Her re-electability too is something of a mystery. I may be horribly off the mark seeing her as vulnerable. She is just in her first term, so not entrenched as the incumbent. Ward 29 shouldn’t necessarily be seen as some safe, left wing seat. Remember, the long time representative from the area, for like 150 years, was Case Ootes, an old Lastmanite and noted anti-David Miller foe. Unless there’s been a dramatic shift in demographics, this ward can’t be considered a walk for any left of centre candidate.

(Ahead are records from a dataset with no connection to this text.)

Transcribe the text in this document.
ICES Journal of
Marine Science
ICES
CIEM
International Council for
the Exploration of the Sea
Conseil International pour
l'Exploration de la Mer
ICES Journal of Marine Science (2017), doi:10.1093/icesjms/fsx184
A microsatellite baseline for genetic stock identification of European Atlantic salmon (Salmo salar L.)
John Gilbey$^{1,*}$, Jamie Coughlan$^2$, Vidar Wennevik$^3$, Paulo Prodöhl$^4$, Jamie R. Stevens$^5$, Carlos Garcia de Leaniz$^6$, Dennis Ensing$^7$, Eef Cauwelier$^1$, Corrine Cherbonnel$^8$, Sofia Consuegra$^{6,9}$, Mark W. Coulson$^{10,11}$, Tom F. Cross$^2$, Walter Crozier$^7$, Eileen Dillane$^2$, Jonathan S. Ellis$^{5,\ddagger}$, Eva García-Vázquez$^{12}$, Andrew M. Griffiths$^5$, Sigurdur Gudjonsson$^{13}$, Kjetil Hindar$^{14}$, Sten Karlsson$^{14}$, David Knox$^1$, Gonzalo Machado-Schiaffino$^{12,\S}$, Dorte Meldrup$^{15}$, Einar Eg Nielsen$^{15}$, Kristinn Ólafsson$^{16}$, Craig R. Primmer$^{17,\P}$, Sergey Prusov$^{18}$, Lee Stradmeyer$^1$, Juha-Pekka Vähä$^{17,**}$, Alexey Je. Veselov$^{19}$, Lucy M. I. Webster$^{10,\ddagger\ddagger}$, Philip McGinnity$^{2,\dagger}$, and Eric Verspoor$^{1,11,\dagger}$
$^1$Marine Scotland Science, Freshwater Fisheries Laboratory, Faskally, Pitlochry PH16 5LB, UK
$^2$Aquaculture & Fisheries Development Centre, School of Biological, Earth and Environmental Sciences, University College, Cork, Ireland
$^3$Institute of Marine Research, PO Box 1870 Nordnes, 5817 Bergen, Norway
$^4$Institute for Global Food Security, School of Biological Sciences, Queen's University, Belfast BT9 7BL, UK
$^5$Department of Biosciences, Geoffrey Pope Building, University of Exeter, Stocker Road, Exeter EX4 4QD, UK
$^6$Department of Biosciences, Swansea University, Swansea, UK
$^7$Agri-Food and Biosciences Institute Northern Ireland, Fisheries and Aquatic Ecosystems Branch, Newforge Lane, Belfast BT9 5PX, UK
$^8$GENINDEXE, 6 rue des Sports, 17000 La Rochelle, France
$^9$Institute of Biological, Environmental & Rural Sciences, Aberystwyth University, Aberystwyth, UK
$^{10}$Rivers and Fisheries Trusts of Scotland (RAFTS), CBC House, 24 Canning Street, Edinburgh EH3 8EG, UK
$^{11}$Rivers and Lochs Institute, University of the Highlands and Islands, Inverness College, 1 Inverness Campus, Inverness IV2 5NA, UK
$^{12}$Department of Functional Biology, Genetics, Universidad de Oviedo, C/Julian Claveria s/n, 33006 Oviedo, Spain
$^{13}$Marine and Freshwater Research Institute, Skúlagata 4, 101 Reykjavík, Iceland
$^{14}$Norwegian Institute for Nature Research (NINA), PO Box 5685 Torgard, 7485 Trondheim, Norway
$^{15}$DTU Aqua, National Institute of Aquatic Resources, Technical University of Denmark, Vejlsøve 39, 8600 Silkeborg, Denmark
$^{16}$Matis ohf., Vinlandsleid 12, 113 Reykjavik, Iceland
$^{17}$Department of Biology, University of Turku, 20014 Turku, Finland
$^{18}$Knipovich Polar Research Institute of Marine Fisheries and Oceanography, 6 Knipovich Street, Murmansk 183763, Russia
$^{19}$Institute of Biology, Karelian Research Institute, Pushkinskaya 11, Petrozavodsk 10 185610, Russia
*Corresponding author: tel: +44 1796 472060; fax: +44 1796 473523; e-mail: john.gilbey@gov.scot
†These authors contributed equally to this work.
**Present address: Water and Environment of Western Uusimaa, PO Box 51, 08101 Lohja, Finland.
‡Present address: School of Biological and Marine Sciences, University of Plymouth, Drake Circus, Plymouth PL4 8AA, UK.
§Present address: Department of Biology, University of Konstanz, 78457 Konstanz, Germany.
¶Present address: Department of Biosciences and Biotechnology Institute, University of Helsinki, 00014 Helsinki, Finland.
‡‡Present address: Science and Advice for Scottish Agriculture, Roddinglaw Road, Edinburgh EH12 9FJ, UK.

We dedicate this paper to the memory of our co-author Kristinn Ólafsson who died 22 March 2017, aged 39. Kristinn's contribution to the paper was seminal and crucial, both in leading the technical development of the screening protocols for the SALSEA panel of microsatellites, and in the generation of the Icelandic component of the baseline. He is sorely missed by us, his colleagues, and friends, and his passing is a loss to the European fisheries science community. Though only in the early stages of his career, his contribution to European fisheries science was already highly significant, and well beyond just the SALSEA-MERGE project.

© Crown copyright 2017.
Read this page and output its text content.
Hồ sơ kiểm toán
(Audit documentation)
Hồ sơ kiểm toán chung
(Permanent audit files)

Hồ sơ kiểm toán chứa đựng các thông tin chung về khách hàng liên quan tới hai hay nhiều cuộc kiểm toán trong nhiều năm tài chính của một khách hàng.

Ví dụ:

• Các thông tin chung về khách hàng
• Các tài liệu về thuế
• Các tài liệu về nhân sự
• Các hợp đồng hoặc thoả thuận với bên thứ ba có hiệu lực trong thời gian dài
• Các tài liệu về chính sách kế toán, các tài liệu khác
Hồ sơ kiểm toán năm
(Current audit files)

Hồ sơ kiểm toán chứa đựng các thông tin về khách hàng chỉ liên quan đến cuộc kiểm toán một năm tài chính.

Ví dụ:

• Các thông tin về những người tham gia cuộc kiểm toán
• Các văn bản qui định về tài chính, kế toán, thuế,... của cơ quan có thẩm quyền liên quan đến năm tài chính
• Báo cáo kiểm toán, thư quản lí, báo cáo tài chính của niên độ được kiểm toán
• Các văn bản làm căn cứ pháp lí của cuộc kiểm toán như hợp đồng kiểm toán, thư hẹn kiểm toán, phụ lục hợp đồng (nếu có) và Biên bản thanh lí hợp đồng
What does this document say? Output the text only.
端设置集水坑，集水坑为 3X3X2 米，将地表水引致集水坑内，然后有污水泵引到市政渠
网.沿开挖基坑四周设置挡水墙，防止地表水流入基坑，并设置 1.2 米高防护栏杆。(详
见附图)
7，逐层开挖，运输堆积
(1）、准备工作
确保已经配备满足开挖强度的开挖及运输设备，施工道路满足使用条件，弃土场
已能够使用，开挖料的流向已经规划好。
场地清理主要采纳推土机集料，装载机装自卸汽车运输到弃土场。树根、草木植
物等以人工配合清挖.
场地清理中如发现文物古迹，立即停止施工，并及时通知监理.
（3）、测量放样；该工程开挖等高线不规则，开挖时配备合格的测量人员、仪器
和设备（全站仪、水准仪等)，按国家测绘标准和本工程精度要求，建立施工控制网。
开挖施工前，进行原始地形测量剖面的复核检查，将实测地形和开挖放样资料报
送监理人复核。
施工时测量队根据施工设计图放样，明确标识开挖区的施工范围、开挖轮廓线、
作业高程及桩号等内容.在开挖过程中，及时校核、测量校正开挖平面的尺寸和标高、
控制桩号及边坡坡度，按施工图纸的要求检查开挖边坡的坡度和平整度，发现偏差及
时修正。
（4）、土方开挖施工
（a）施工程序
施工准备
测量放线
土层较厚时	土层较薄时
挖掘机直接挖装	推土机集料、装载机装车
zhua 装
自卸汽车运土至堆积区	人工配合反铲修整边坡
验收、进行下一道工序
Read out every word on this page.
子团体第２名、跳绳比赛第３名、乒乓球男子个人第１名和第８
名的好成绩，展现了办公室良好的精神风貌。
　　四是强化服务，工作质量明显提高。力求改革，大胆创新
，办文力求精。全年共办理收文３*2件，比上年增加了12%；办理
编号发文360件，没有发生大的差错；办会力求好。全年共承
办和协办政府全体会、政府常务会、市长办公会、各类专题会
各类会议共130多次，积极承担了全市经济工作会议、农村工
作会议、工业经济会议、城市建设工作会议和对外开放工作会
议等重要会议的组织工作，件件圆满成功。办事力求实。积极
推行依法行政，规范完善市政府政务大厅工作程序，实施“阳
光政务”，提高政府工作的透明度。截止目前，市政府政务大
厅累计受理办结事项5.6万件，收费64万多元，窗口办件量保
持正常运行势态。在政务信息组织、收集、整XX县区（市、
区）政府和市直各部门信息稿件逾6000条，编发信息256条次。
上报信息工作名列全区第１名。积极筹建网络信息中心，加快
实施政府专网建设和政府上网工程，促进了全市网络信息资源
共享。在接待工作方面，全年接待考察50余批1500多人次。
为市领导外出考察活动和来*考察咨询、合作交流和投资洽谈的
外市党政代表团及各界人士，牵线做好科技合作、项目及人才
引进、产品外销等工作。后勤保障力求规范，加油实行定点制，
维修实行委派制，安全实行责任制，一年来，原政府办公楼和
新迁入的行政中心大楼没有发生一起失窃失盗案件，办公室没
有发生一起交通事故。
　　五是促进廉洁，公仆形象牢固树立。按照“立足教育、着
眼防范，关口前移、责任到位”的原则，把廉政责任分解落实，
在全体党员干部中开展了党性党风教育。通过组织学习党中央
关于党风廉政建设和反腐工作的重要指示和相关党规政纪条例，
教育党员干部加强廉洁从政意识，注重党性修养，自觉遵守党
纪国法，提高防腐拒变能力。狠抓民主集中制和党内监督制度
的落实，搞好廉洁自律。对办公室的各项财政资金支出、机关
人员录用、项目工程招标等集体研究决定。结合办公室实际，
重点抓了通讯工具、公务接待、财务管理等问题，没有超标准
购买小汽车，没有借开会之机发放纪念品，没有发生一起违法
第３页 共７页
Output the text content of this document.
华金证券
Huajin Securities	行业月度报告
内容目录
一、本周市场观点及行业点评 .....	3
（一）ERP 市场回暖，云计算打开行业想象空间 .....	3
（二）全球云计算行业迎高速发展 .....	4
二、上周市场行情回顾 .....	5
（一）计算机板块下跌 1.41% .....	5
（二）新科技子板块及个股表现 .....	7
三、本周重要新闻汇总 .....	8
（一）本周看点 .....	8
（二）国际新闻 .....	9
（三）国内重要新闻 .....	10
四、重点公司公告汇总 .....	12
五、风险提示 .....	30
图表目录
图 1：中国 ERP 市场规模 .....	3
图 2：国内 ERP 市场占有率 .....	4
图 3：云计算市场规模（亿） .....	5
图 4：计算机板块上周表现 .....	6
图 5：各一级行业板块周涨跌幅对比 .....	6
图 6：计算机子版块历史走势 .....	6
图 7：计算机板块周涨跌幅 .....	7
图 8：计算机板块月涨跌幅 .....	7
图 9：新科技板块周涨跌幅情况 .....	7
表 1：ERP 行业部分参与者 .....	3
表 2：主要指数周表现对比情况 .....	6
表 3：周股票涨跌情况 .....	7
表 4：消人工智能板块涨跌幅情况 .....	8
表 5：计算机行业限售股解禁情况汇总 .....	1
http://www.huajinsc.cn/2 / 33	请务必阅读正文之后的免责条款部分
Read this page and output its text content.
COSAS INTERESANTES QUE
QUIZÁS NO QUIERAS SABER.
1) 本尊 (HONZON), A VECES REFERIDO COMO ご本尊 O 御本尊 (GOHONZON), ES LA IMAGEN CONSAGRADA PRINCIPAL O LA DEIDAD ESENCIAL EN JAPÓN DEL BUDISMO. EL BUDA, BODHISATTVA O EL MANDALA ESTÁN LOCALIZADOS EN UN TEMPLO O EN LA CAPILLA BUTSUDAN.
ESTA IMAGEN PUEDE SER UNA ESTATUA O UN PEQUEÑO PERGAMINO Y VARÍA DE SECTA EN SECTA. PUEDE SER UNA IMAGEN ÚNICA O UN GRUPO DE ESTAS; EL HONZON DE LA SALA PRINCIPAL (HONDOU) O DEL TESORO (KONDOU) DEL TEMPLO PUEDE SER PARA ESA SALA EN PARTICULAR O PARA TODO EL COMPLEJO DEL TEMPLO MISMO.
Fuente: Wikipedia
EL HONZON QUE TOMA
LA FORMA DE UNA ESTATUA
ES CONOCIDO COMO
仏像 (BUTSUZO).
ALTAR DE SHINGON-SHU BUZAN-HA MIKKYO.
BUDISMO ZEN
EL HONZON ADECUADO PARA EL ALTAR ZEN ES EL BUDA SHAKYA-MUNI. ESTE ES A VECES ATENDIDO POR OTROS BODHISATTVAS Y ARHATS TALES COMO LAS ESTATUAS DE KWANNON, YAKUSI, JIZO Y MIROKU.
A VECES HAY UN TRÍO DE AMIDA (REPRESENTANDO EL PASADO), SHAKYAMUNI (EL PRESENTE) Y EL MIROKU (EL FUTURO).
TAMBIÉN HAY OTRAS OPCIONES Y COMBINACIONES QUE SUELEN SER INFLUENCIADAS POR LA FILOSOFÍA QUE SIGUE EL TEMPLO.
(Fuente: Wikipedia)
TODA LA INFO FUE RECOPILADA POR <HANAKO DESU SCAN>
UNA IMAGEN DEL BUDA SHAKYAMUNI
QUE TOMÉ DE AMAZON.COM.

In the 2010 election, Fragedakis benefitted from a right of centre split between former councillor and 2006 mayoral candidate, Jane Pitfield, and the Rocco Rossi endorsed, Jennifer Wood. Animosity flared up, in fact, involving those two camps, with a member of Ms. Pitfield’s team sending off an email request for Ms. Wood to step down in order that she not take votes away from Pitfield and ‘let an NDP council (candidate) Mary Fragedakis win’. Wood didn’t withdraw and ended up with over 4200 votes. Fragedakis won by almost 2500. So it is conceivable that played a part in the outcome.
So it is conceivable that a single strong right of centre candidate in 2014 could seriously challenge Councillor Fragedakis for Ward 29. If that happens, the question will be has she shored up her incumbent bona fides to stave such a charge off, to increase her percentage of the popular vote? Like many things to do with her time in office, I remain simply stumped for an answer.